Pour quelques jours encore à la tête de la dernière circonscription socialiste du Val-de-Marne qui en comptait quatre en 2012, le nouveau maire ne désespère pas de la survie du parti, cinquante après sa création et malgré les déconfitures électorales successives qui l’ont fragilisé. « Je pense que la confiance se recréera dans le cadre d’une politique territoriale innovante. Il y a un mois, j’ai par exemple lancé une coordination d’une trentaine de maires de gauche issus des huit départements d’Ile-de-France et de différentes sensibilités (socialistes, communistes, écologistes, divers gauche…) pour produire un livre blanc sur ma manière dont les élus ont géré la crise du coronavirus (coordomairesidf.fr) », illustre l’élu qui a déjà lancé la gauche arc-en-ciel fin 2018 pour tenter de rassembler toutes les nuances de gauche compatibles. « Cette élection municipale a réinstallé le clivage gauche droite. »
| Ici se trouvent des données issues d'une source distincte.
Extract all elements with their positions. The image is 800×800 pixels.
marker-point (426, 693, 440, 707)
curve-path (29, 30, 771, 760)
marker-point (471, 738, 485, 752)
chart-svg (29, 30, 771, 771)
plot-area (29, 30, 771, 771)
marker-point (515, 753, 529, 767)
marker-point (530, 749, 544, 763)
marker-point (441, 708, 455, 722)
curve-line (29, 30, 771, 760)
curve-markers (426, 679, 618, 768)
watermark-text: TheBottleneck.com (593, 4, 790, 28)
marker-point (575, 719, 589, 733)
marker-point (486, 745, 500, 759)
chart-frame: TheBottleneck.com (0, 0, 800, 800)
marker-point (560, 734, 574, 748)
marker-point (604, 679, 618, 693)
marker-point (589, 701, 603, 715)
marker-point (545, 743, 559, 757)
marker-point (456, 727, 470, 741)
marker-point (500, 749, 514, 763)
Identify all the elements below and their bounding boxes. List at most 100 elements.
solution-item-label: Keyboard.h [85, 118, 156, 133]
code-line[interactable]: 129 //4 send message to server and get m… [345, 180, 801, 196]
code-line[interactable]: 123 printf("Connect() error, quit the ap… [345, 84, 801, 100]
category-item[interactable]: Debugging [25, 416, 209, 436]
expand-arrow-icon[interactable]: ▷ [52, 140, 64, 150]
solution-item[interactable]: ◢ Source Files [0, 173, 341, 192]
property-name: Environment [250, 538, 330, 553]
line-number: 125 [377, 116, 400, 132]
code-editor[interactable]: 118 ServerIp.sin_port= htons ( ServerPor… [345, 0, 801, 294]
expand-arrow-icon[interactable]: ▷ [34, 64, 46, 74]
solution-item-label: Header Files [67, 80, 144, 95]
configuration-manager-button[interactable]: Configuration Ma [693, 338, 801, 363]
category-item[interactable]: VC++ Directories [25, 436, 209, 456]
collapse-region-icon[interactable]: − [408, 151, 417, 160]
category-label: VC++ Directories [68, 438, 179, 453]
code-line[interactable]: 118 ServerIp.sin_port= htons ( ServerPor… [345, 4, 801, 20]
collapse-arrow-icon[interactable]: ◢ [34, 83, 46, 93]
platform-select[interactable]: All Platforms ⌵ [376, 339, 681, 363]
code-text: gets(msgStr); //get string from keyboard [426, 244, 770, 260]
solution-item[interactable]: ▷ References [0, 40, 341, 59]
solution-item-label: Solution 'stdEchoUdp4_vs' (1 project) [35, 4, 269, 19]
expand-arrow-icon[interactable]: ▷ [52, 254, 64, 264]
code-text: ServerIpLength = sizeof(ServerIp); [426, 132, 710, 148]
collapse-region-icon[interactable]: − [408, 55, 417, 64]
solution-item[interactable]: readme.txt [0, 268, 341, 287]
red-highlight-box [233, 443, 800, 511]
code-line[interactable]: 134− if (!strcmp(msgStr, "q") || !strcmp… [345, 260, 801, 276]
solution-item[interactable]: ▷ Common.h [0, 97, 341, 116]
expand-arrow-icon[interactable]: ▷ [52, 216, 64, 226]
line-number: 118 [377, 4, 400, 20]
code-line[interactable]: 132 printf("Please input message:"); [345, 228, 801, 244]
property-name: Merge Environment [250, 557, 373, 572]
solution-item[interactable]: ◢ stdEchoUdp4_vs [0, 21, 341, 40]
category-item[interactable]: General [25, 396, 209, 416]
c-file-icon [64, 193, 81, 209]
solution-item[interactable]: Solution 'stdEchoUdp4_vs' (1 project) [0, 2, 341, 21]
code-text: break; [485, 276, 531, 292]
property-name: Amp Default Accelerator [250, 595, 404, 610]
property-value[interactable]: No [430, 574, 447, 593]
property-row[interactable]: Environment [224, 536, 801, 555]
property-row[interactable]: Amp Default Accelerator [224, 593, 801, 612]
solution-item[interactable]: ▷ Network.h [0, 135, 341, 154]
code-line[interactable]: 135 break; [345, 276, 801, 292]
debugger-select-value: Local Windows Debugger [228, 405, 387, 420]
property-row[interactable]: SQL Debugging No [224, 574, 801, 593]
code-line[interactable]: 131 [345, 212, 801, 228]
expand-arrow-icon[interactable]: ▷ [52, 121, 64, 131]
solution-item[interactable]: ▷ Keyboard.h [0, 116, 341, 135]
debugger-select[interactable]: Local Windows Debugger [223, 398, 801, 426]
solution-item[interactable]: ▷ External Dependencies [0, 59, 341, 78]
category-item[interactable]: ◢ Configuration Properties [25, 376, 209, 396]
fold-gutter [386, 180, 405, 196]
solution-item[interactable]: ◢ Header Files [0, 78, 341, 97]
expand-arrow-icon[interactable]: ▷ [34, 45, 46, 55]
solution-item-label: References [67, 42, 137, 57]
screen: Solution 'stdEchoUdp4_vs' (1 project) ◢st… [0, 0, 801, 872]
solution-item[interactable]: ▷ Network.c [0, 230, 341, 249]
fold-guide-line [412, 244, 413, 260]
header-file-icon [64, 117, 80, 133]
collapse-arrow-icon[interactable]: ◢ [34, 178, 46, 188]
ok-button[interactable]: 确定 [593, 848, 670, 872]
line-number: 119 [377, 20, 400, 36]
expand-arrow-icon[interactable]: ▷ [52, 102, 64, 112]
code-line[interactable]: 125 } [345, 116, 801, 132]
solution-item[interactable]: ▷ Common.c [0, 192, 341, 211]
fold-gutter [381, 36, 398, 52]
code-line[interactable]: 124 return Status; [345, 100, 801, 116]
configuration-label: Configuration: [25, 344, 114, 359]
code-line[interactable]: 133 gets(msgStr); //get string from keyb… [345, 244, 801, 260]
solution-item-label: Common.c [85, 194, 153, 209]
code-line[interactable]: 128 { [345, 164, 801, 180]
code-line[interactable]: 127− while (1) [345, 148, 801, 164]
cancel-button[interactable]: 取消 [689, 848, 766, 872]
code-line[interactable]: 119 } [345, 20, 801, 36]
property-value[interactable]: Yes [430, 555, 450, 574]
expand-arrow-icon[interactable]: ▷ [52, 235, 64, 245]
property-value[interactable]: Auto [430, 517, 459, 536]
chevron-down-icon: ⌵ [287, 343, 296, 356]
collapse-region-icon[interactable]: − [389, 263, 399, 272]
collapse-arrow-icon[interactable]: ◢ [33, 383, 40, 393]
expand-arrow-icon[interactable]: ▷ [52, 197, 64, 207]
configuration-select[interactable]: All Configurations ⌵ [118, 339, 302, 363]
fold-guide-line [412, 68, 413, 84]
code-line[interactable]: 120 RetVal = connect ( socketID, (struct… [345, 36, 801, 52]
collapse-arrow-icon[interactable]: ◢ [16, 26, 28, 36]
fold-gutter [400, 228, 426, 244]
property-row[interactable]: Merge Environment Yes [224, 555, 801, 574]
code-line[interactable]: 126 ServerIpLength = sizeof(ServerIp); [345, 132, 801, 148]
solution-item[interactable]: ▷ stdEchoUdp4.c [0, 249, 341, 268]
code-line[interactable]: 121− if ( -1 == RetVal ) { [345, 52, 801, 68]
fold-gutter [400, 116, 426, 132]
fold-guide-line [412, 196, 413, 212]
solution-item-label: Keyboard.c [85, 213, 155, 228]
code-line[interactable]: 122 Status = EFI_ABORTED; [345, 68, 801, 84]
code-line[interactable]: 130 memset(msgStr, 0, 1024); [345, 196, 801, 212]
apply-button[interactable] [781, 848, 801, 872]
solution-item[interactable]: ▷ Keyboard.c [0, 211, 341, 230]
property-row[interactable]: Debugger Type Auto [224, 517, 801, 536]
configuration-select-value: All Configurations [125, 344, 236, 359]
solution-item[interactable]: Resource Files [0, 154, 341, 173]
Législative partielle à l’automne

Suite à la vacance du poste de député, qui ne pourra être remplacé par sa suppléante Sarah Taillebois dont l’intégration à l’ENA (Ecole nationale de l’administration) est incompatible avec un mandat parlementaire, une élection législative partielle se tiendra à l’automne pour élire le ou la nouvelle députée de la neuvième circonscription du Val-de-Marne. D’ores et déjà, le député a désigné sa maire-adjointe Isabelle Santiago.